Cour d'appel, pôle 6 - chambre 3, 3 juin 2026 — n° 22/07119
Synthèse de la décision
Question juridique
Le licenciement de Madame [X] pour motif économique est-il justifié et y a-t-il lieu à indemnisation ?
Principe retenu
Le licenciement pour motif économique doit être justifié par des raisons réelles et sérieuses. En cas de licenciement sans cause réelle et sérieuse, le salarié a droit à une indemnité.
Faits clés
- Madame [X] a été licenciée pour motif économique le 31 août 2020.
- Le licenciement a été justifié par l'arrêt brutal des activités dû à l'état d'urgence sanitaire lié à la COVID-19.
- Madame [X] a été engagée par contrat à durée indéterminée depuis 1984.

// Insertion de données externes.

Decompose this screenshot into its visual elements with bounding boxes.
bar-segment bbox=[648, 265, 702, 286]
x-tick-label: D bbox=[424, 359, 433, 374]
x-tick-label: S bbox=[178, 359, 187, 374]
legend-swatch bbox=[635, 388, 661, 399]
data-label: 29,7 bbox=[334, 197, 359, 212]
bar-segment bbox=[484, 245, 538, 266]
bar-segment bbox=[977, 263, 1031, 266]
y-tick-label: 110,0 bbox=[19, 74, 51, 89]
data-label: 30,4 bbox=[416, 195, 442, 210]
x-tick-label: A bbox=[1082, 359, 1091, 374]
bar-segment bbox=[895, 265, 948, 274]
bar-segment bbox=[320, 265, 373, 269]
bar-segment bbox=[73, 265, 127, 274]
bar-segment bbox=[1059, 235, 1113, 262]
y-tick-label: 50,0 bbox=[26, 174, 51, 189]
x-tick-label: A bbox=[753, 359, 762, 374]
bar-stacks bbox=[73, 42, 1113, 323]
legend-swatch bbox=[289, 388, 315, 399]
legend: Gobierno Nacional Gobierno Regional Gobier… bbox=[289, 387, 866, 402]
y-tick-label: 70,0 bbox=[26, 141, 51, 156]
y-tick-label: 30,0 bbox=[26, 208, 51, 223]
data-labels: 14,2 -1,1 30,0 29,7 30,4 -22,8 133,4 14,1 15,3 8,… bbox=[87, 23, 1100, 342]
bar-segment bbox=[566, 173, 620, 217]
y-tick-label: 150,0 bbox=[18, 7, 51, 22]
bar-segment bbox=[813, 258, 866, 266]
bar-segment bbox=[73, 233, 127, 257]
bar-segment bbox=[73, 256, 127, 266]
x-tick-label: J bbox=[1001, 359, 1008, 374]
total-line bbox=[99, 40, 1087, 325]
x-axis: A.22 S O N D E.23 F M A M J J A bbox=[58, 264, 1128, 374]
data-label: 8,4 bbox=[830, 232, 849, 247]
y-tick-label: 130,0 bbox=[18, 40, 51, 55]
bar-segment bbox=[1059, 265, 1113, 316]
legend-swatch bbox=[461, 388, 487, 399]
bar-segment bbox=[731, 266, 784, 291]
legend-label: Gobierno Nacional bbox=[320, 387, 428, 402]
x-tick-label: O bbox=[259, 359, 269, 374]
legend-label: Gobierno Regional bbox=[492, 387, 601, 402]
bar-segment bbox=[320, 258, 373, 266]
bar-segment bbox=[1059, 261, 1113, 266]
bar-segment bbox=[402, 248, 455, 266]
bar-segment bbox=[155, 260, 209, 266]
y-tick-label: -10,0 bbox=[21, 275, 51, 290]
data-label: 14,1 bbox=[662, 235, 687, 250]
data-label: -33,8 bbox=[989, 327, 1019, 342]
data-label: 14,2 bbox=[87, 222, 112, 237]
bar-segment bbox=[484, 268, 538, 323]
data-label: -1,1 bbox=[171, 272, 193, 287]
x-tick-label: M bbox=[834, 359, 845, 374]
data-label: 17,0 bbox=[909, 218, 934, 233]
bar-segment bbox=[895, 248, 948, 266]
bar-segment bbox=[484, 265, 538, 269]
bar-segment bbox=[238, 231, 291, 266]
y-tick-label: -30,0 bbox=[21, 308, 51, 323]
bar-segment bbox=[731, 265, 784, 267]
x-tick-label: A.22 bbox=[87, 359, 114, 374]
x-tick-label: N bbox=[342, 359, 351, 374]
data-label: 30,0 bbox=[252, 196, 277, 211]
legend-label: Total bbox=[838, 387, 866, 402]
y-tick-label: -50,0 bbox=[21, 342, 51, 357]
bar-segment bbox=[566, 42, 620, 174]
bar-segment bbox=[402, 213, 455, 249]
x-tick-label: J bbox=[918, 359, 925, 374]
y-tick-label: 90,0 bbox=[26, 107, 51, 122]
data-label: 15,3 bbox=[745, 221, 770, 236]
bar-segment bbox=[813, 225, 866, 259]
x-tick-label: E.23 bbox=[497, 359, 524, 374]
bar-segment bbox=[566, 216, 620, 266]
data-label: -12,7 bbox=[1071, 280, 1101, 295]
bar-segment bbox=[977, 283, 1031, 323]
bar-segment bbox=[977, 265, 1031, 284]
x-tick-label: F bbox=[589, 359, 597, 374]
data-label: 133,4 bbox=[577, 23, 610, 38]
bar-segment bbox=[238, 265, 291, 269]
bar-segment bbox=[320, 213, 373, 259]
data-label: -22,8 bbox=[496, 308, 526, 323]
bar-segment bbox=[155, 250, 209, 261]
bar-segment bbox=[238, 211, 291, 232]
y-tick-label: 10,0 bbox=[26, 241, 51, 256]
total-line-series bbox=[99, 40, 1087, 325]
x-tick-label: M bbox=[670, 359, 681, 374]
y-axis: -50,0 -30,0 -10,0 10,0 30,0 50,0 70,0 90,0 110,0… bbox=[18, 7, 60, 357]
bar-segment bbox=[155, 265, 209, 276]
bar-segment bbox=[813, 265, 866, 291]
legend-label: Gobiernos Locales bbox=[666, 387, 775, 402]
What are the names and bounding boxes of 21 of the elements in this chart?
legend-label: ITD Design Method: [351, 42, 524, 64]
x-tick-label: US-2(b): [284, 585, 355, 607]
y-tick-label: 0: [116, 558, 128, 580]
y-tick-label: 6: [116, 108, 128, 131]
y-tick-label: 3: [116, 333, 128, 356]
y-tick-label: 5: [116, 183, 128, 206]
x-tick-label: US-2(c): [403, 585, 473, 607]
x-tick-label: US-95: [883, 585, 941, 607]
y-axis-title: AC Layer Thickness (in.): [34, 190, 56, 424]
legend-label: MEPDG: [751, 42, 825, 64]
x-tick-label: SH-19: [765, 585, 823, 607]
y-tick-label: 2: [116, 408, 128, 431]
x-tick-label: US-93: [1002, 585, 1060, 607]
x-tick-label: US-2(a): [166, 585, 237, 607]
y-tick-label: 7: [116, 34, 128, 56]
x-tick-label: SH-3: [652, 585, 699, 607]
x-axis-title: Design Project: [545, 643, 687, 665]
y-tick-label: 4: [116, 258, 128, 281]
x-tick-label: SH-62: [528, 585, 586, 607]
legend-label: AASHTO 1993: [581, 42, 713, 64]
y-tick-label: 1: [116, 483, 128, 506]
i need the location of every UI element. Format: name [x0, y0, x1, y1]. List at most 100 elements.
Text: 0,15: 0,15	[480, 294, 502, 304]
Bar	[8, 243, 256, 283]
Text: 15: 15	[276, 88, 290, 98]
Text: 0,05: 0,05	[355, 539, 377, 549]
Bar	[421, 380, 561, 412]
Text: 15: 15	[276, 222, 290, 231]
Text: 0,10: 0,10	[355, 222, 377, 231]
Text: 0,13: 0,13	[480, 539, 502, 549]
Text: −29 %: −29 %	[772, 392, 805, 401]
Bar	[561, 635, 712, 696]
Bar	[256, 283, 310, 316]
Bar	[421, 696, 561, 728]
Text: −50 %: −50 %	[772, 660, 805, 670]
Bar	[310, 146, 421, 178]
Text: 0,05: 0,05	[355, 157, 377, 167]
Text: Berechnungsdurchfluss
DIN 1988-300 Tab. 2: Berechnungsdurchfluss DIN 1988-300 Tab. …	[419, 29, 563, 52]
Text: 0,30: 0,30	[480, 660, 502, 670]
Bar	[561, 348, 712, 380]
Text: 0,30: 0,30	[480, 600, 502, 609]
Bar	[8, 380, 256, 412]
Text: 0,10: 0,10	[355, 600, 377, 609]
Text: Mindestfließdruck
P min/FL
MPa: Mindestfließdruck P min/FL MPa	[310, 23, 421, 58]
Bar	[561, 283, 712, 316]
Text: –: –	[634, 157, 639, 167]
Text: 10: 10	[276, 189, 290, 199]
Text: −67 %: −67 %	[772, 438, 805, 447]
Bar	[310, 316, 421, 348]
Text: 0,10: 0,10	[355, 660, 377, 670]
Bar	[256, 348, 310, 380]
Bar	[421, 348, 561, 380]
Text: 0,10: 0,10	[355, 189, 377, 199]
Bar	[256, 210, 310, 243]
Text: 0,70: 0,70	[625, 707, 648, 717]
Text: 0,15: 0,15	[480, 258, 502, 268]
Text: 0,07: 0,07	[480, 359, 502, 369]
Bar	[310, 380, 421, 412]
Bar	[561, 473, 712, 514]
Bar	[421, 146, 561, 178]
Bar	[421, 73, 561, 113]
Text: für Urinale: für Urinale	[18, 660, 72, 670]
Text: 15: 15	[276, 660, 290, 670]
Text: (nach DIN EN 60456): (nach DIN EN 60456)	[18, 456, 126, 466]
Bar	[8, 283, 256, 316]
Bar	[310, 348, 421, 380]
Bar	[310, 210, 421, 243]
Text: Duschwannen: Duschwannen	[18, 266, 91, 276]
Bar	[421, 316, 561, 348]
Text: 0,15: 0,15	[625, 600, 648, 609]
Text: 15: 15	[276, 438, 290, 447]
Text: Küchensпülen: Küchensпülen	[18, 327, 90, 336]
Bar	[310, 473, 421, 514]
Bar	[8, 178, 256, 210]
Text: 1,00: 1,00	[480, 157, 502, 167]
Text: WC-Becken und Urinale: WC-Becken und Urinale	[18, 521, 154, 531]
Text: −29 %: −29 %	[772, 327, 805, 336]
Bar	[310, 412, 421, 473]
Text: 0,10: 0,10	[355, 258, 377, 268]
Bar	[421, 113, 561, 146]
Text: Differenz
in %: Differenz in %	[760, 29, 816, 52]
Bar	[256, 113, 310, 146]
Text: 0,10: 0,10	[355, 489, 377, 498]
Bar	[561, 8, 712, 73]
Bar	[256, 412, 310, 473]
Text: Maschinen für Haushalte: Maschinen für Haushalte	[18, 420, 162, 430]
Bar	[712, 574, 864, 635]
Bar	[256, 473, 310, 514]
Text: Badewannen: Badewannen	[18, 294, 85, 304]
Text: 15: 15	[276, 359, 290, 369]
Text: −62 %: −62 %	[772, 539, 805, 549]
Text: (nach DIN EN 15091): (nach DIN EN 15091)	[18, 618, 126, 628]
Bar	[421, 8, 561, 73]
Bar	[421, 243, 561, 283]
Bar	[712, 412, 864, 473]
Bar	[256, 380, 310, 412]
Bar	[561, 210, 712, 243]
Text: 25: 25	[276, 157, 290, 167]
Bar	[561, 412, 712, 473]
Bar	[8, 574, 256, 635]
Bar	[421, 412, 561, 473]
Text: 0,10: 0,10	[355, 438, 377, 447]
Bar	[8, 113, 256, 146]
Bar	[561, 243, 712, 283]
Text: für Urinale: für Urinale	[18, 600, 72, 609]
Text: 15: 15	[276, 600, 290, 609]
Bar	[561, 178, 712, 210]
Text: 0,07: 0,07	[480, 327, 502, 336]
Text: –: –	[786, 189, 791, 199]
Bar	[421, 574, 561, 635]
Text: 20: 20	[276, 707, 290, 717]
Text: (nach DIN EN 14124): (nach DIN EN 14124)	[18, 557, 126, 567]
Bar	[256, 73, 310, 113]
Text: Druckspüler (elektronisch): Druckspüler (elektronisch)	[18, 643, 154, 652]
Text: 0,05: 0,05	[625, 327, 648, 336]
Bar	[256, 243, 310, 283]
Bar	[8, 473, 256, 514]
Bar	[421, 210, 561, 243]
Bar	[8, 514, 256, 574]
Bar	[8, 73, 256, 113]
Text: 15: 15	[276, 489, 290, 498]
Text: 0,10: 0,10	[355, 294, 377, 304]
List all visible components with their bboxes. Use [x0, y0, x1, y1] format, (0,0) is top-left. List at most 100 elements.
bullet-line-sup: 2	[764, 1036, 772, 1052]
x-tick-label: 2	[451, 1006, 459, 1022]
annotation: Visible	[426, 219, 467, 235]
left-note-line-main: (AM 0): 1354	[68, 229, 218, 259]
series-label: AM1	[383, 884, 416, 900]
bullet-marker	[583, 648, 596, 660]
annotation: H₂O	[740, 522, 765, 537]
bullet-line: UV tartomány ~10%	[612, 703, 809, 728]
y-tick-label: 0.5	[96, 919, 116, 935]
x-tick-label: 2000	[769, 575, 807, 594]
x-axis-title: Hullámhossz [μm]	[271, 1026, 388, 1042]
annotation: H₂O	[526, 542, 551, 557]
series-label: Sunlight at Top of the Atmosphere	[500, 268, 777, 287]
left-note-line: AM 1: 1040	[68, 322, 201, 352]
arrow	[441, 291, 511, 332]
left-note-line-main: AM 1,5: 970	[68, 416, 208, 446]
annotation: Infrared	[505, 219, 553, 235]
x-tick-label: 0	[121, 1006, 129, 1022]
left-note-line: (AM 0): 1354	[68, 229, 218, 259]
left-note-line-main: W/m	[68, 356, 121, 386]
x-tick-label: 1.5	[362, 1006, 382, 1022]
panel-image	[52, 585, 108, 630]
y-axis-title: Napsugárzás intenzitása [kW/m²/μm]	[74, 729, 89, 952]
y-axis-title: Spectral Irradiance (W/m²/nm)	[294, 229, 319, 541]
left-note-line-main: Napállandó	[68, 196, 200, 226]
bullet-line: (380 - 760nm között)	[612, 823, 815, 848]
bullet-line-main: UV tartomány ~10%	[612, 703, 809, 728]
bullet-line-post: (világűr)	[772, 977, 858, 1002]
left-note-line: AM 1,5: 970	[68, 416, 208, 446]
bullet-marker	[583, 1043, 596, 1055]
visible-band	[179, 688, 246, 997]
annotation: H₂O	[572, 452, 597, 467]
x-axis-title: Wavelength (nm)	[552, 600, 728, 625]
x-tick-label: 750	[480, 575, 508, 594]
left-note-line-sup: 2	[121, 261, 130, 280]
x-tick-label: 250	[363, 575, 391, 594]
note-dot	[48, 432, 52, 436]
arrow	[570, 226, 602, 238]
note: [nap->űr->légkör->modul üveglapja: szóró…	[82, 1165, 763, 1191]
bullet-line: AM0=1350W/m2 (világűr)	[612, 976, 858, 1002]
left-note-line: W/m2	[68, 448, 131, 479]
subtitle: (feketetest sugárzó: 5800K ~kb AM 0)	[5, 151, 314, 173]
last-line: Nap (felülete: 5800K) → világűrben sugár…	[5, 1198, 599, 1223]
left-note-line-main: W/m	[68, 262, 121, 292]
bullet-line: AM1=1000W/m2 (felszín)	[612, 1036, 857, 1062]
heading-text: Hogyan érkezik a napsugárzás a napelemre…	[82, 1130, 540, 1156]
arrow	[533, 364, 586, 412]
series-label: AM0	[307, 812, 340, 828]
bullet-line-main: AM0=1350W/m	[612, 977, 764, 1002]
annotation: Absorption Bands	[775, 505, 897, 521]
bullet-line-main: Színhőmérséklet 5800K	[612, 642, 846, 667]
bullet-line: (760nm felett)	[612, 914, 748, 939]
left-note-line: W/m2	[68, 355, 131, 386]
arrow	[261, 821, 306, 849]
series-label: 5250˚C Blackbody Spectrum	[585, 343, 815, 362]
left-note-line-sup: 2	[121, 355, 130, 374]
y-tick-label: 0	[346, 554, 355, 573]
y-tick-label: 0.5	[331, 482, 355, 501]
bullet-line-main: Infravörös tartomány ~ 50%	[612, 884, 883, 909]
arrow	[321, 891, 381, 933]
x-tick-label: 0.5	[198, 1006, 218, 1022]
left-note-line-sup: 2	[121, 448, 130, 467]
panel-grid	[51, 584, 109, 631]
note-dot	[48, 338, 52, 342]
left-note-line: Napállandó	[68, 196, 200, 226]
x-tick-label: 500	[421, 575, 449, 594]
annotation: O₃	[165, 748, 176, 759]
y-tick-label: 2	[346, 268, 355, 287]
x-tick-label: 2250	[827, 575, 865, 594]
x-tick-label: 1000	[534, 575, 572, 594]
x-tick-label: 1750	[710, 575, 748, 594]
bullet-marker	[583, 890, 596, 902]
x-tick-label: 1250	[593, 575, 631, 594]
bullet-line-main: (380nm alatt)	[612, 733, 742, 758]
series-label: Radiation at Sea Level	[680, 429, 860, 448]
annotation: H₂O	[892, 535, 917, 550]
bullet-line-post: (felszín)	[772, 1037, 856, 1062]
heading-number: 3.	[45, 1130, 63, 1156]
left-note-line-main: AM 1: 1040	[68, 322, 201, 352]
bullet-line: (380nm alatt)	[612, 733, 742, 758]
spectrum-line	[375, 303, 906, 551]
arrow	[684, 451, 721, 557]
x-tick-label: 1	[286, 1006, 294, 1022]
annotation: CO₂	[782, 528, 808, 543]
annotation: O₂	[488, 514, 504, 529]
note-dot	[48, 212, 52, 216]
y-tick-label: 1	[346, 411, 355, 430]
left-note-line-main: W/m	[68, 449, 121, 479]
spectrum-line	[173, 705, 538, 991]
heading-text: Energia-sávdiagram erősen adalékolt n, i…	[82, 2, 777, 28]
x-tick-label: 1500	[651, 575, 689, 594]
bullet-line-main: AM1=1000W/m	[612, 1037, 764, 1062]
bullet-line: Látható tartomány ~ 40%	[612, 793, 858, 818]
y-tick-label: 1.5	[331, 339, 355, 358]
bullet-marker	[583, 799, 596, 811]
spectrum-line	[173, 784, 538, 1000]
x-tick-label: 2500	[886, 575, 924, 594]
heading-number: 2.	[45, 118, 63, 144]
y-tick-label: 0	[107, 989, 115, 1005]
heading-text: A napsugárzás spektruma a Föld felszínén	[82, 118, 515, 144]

- La société [1] a demandé la restitution d'un trop-perçu d'indemnité conventionnelle de licenciement.
- La cour a condamné la société [1] à verser des indemnités à Madame [X].
Dispositif
PAR CES MOTIFS
La cour,
statuant par arrêt contradictoire prononcé publiquement par mise à disposition
au greffe de la cour, les parties ayant été préalablement avisées dans les conditions
prévues par l'article 450 du code de procédure civile,
CONFIRME le jugement en toutes ses dispositions, sauf sur les montants alloués et la
restitution du trop perçu par madame [X] et statuant à nouveau,
CONDAMNE la société [1] à payer à madame [X] les sommes de :
- 67 880 euros à titre d'indemnité pour licenciement sans cause réelle et sérieuse,
- 47 880 euros à titre de dommages et intérêts pour le préjudice lié à la retraite ;
DIT qu'aucun trop perçu par Madame [X] ne subsiste,
Y ajoutant,
Vu l'article 700 du code de procédure civile,
CONDAMNE la société [1] à payer à madame [X] la somme de 3500 euros au
titre de l'article 700 du code de procédure civile,
DÉBOUTE les parties du surplus des demandes,
LAISSE les dépens à la charge de la société [1].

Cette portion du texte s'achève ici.